Has the time now come to explore other approaches?  Yes.  Although it is perhaps not the miracle solution to the problems caused by drug use, medicalization, which has been viewed with increasing favour over the last few years in the field of drugs and addiction, at least allows us to propose an alternative to the main focus of action, which is still based primarily on abstinence and immediate and complete cessation of use.  Medicalization takes greater account of the needs of users rather than attempting to force them into a uniform and unidirectional world.  The war against drugs can only result in a witch-hunt against drug users and this is far from being an inviting approach from their viewpoint.



[1]  These offences and penalties remained in the legislation until 1961, when they were included in the regulations with standard maximum penalties of $500 and/or 6 months’ imprisonment.

[2] Fines and imprisonment could be imposed concurrently for all these offences at the judge’s discretion.

[3] Among the authors referred to by Mitchell (1990) are Baron, Hamowy, Larson, Elliot, Illitch and Shortt.  See the bibliography for more information concerning these works.

 

[4] The information on the development of systems of regulating medication and drugs in Canada is taken primarily from Giffen, Endicott and Lambert  (1991), Panic and Indifference: The Politics of Canada’s Drug Laws, an excellent work on the history of controls imposed on drugs in Canada, unless a different source is given.  We have translated and summarized some of the more relevant passages from that work for this paper because it recounts better than any other document the history of drug control in Canada.  Furthermore, we have located a small number of documents that specifically report the involvement of medical professionals in the early days of the implementation of legislation on medicines.

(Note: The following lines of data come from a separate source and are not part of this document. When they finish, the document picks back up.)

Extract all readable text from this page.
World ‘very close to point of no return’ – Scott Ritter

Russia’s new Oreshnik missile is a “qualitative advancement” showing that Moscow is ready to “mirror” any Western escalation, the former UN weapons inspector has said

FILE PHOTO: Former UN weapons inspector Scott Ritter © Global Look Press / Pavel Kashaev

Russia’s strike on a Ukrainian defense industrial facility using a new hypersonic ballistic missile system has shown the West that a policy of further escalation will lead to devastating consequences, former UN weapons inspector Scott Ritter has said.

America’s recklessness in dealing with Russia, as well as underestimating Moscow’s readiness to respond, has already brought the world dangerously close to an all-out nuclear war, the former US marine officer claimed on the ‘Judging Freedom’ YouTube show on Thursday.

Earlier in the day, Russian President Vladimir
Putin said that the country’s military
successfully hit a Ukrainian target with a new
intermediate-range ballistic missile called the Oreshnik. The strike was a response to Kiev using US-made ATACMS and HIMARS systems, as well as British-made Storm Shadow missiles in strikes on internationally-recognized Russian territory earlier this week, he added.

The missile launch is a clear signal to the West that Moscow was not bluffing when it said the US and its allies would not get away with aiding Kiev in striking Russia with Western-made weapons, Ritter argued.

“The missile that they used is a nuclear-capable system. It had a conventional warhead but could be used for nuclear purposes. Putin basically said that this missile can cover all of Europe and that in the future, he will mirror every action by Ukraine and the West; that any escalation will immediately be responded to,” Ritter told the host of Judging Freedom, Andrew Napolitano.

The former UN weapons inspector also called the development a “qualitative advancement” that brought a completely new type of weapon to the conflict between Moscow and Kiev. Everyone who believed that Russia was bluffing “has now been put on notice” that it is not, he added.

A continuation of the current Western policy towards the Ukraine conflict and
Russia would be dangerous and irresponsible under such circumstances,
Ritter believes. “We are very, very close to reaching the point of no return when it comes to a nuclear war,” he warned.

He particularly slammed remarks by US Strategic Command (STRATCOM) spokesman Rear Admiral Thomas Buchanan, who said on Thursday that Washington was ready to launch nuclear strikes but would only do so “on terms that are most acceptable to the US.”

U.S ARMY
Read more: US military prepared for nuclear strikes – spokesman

[5] The term “patent medicine” (médicaments brevetés) originated in Great Britain in the 18th century when a number of pharmaceutical specialties were given privileged status in relation to other products (Young: 1961, in Murray 1988 :73).  Although some products arrived in Canada with the wave of immigrants in the 18th century, the Canadian medication industry was not really put in place until the early 19th century when a wide range of patent products was advertised as a cure for all known ills at that time.   

[6] See my other paper produced under the supervision of Marie-Andrée Bertrand for further details on this subject.

[7] See the attachment for details of the penalties imposed on doctors and pharmacists at the beginning of the century.

[8]  An attitude that I have observed over the last ten years in my practice in Quebec and, to a lesser extent, in Holland.